The success of immunotherapy varies dramatically between patients, often depending on specific biological markers. One common predictive indicator is Programmed Death-Ligand 1 (PD-L1) expression on the surface of tumor or immune cells. High PD-L1 levels suggest the cancer is actively trying to shut down the immune response, making it a good target for blocking drugs.

Another significant marker is the Tumor Mutational Burden (TMB), which measures the total number of genetic mutations within the tumor DNA. A high TMB, particularly above ten mutations per megabase, is frequently associated with a higher likelihood of responding to checkpoint inhibitors, especially in cancers like melanoma and lung cancer.

The presence of Microsatellite Instability-High (MSI-H) or mismatch repair deficiency (dMMR) is a powerful predictor of response. Cancers identified as MSI-H, even those typically resistant to immunotherapy like colorectal or pancreatic cancer, can show remarkable and durable responses regardless of the tumor’s origin. Patient characteristics also contribute to effectiveness and tolerability:

  • Overall health
  • Pre-existing autoimmune conditions
  • Composition of the gut microbiome

Combining Immunotherapy for Enhanced Efficacy

A strategy for improving immunotherapy success involves combining it with other treatments. These approaches aim to increase tumor visibility, generate a stronger immune response, or target multiple immune checkpoints simultaneously. Dual checkpoint inhibition, such as combining a PD-1 inhibitor with a CTLA-4 inhibitor, blocks two separate inhibitory pathways. This often results in higher objective response rates and more durable control compared to using either agent alone, as demonstrated in advanced melanoma and kidney cancer.

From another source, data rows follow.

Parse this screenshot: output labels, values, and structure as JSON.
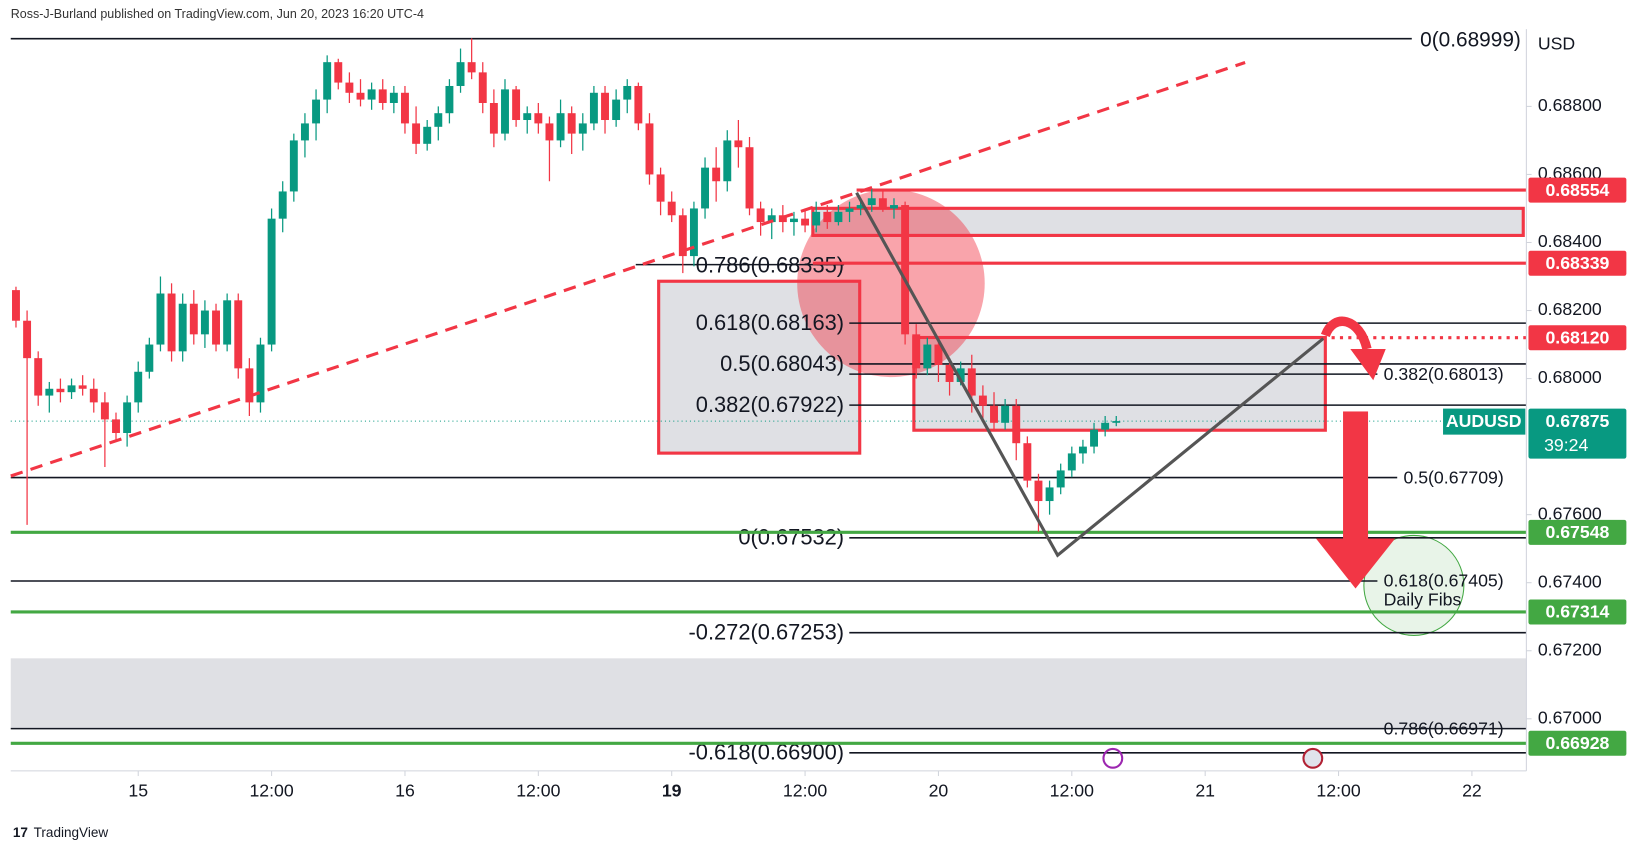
{
  "header": "Ross-J-Burland published on TradingView.com, Jun 20, 2023 16:20 UTC-4",
  "footer": "TradingView",
  "chart_data": {
    "type": "candlestick",
    "symbol": "AUDUSD",
    "currency": "USD",
    "countdown": "39:24",
    "up_color": "#089981",
    "down_color": "#f23645",
    "ylim": [
      0.66847,
      0.69027
    ],
    "xlim": [
      -0.47,
      135.9
    ],
    "yticks": [
      {
        "value": 0.688,
        "label": "0.68800"
      },
      {
        "value": 0.686,
        "label": "0.68600"
      },
      {
        "value": 0.684,
        "label": "0.68400"
      },
      {
        "value": 0.682,
        "label": "0.68200"
      },
      {
        "value": 0.68,
        "label": "0.68000"
      },
      {
        "value": 0.676,
        "label": "0.67600"
      },
      {
        "value": 0.674,
        "label": "0.67400"
      },
      {
        "value": 0.672,
        "label": "0.67200"
      },
      {
        "value": 0.67,
        "label": "0.67000"
      }
    ],
    "xticks": [
      {
        "value": 11,
        "label": "15"
      },
      {
        "value": 23,
        "label": "12:00"
      },
      {
        "value": 35,
        "label": "16"
      },
      {
        "value": 47,
        "label": "12:00"
      },
      {
        "value": 59,
        "label": "19"
      },
      {
        "value": 71,
        "label": "12:00"
      },
      {
        "value": 83,
        "label": "20"
      },
      {
        "value": 95,
        "label": "12:00"
      },
      {
        "value": 107,
        "label": "21"
      },
      {
        "value": 119,
        "label": "12:00"
      },
      {
        "value": 131,
        "label": "22"
      }
    ],
    "candles": [
      [
        0.6826,
        0.6827,
        0.6815,
        0.6817
      ],
      [
        0.6817,
        0.682,
        0.6757,
        0.6806
      ],
      [
        0.6806,
        0.6808,
        0.6792,
        0.6795
      ],
      [
        0.6795,
        0.6799,
        0.679,
        0.6797
      ],
      [
        0.6797,
        0.68,
        0.6793,
        0.6796
      ],
      [
        0.6796,
        0.68,
        0.6794,
        0.6798
      ],
      [
        0.6798,
        0.6801,
        0.6795,
        0.6797
      ],
      [
        0.6797,
        0.68,
        0.679,
        0.6793
      ],
      [
        0.6793,
        0.6796,
        0.6774,
        0.6788
      ],
      [
        0.6788,
        0.679,
        0.6782,
        0.6784
      ],
      [
        0.6784,
        0.6795,
        0.678,
        0.6793
      ],
      [
        0.6793,
        0.6805,
        0.679,
        0.6802
      ],
      [
        0.6802,
        0.6812,
        0.68,
        0.681
      ],
      [
        0.681,
        0.683,
        0.6808,
        0.6825
      ],
      [
        0.6825,
        0.6828,
        0.6805,
        0.6808
      ],
      [
        0.6808,
        0.6825,
        0.6805,
        0.6822
      ],
      [
        0.6822,
        0.6826,
        0.681,
        0.6813
      ],
      [
        0.6813,
        0.6823,
        0.6809,
        0.682
      ],
      [
        0.682,
        0.6822,
        0.6808,
        0.681
      ],
      [
        0.681,
        0.6825,
        0.6808,
        0.6823
      ],
      [
        0.6823,
        0.6825,
        0.68,
        0.6803
      ],
      [
        0.6803,
        0.6806,
        0.6789,
        0.6793
      ],
      [
        0.6793,
        0.6812,
        0.679,
        0.681
      ],
      [
        0.681,
        0.685,
        0.6808,
        0.6847
      ],
      [
        0.6847,
        0.6858,
        0.6843,
        0.6855
      ],
      [
        0.6855,
        0.6872,
        0.6852,
        0.687
      ],
      [
        0.687,
        0.6878,
        0.6865,
        0.6875
      ],
      [
        0.6875,
        0.6885,
        0.687,
        0.6882
      ],
      [
        0.6882,
        0.6895,
        0.6878,
        0.6893
      ],
      [
        0.6893,
        0.6894,
        0.6885,
        0.6887
      ],
      [
        0.6887,
        0.689,
        0.6881,
        0.6884
      ],
      [
        0.6884,
        0.6888,
        0.688,
        0.6882
      ],
      [
        0.6882,
        0.6887,
        0.6879,
        0.6885
      ],
      [
        0.6885,
        0.6888,
        0.6879,
        0.6881
      ],
      [
        0.6881,
        0.6886,
        0.6878,
        0.6884
      ],
      [
        0.6884,
        0.6886,
        0.6872,
        0.6875
      ],
      [
        0.6875,
        0.688,
        0.6866,
        0.6869
      ],
      [
        0.6869,
        0.6876,
        0.6867,
        0.6874
      ],
      [
        0.6874,
        0.688,
        0.687,
        0.6878
      ],
      [
        0.6878,
        0.6888,
        0.6875,
        0.6886
      ],
      [
        0.6886,
        0.6897,
        0.6884,
        0.6893
      ],
      [
        0.6893,
        0.69,
        0.6888,
        0.689
      ],
      [
        0.689,
        0.6893,
        0.6878,
        0.6881
      ],
      [
        0.6881,
        0.6885,
        0.6868,
        0.6872
      ],
      [
        0.6872,
        0.6888,
        0.687,
        0.6885
      ],
      [
        0.6885,
        0.6886,
        0.6874,
        0.6876
      ],
      [
        0.6876,
        0.688,
        0.6872,
        0.6878
      ],
      [
        0.6878,
        0.6881,
        0.6872,
        0.6875
      ],
      [
        0.6875,
        0.6877,
        0.6858,
        0.687
      ],
      [
        0.687,
        0.6882,
        0.6868,
        0.6878
      ],
      [
        0.6878,
        0.688,
        0.6866,
        0.6872
      ],
      [
        0.6872,
        0.6878,
        0.6867,
        0.6875
      ],
      [
        0.6875,
        0.6886,
        0.6873,
        0.6884
      ],
      [
        0.6884,
        0.6886,
        0.6872,
        0.6876
      ],
      [
        0.6876,
        0.6885,
        0.6874,
        0.6882
      ],
      [
        0.6882,
        0.6888,
        0.6878,
        0.6886
      ],
      [
        0.6886,
        0.6887,
        0.6873,
        0.6875
      ],
      [
        0.6875,
        0.6878,
        0.6857,
        0.686
      ],
      [
        0.686,
        0.6862,
        0.6848,
        0.6852
      ],
      [
        0.6852,
        0.6855,
        0.6846,
        0.6848
      ],
      [
        0.6848,
        0.685,
        0.6831,
        0.6836
      ],
      [
        0.6836,
        0.6852,
        0.6833,
        0.685
      ],
      [
        0.685,
        0.6865,
        0.6847,
        0.6862
      ],
      [
        0.6862,
        0.6868,
        0.6852,
        0.6858
      ],
      [
        0.6858,
        0.6873,
        0.6855,
        0.687
      ],
      [
        0.687,
        0.6876,
        0.6862,
        0.6868
      ],
      [
        0.6868,
        0.6871,
        0.6848,
        0.685
      ],
      [
        0.685,
        0.6852,
        0.6842,
        0.6846
      ],
      [
        0.6846,
        0.685,
        0.6841,
        0.6848
      ],
      [
        0.6848,
        0.6851,
        0.6843,
        0.6846
      ],
      [
        0.6846,
        0.6849,
        0.6842,
        0.6847
      ],
      [
        0.6847,
        0.685,
        0.6843,
        0.6845
      ],
      [
        0.6845,
        0.6852,
        0.6843,
        0.6849
      ],
      [
        0.6849,
        0.6851,
        0.6844,
        0.6846
      ],
      [
        0.6846,
        0.6851,
        0.6845,
        0.6849
      ],
      [
        0.6849,
        0.6852,
        0.6846,
        0.685
      ],
      [
        0.685,
        0.6853,
        0.6848,
        0.6851
      ],
      [
        0.6851,
        0.6856,
        0.6849,
        0.6853
      ],
      [
        0.6853,
        0.6855,
        0.6849,
        0.685
      ],
      [
        0.685,
        0.6853,
        0.6847,
        0.6851
      ],
      [
        0.6851,
        0.6852,
        0.681,
        0.6813
      ],
      [
        0.6813,
        0.6816,
        0.68,
        0.6803
      ],
      [
        0.6803,
        0.6812,
        0.6801,
        0.681
      ],
      [
        0.681,
        0.6811,
        0.6799,
        0.6804
      ],
      [
        0.6804,
        0.6806,
        0.6795,
        0.6799
      ],
      [
        0.6799,
        0.6805,
        0.6798,
        0.6803
      ],
      [
        0.6803,
        0.6807,
        0.679,
        0.6795
      ],
      [
        0.6795,
        0.6798,
        0.6788,
        0.6792
      ],
      [
        0.6792,
        0.6796,
        0.6785,
        0.6787
      ],
      [
        0.6787,
        0.6794,
        0.6785,
        0.6792
      ],
      [
        0.6792,
        0.6794,
        0.6776,
        0.6781
      ],
      [
        0.6781,
        0.6783,
        0.6768,
        0.677
      ],
      [
        0.677,
        0.6772,
        0.6755,
        0.6764
      ],
      [
        0.6764,
        0.677,
        0.676,
        0.6768
      ],
      [
        0.6768,
        0.6775,
        0.6766,
        0.6773
      ],
      [
        0.6773,
        0.678,
        0.6771,
        0.6778
      ],
      [
        0.6778,
        0.6782,
        0.6775,
        0.678
      ],
      [
        0.678,
        0.6787,
        0.6778,
        0.6785
      ],
      [
        0.6785,
        0.6789,
        0.6783,
        0.6787
      ],
      [
        0.6787,
        0.6789,
        0.6786,
        0.67875
      ]
    ],
    "last_price": 0.67875,
    "price_tags": [
      {
        "value": 0.68554,
        "color": "#f23645"
      },
      {
        "value": 0.68339,
        "color": "#f23645"
      },
      {
        "value": 0.6812,
        "label": "0.68120",
        "color": "#f23645"
      },
      {
        "value": 0.67548,
        "color": "#43a843"
      },
      {
        "value": 0.67314,
        "color": "#43a843"
      },
      {
        "value": 0.66928,
        "color": "#43a843"
      }
    ],
    "fib_left": [
      {
        "label": "0(0.68999)",
        "value": 0.68999
      },
      {
        "label": "0.786(0.68335)",
        "value": 0.68335
      },
      {
        "label": "0.618(0.68163)",
        "value": 0.68163
      },
      {
        "label": "0.5(0.68043)",
        "value": 0.68043
      },
      {
        "label": "0.382(0.67922)",
        "value": 0.67922
      },
      {
        "label": "0(0.67532)",
        "value": 0.67532
      },
      {
        "label": "-0.272(0.67253)",
        "value": 0.67253
      },
      {
        "label": "-0.618(0.66900)",
        "value": 0.669
      }
    ],
    "fib_right": [
      {
        "label": "0.382(0.68013)",
        "value": 0.68013
      },
      {
        "label": "0.5(0.67709)",
        "value": 0.67709
      },
      {
        "label": "0.618(0.67405)",
        "value": 0.67405
      },
      {
        "label": "0.786(0.66971)",
        "value": 0.66971
      }
    ],
    "fib_right_note": "Daily  Fibs"
  }
}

The integration of immunotherapy with conventional therapies is also highly effective. Immuno-chemotherapy combines a checkpoint inhibitor with standard cytotoxic chemotherapy, a regimen that is now a first-line standard of care for several cancers, including NSCLC and HNSCC. Chemotherapy kills tumor cells, releasing antigens and effectively turning a “cold” tumor into a “hot” one. Similarly, combining immunotherapy with targeted radiation can induce a localized immune response that sometimes leads to the shrinkage of tumors outside the radiation field, known as the abscopal effect.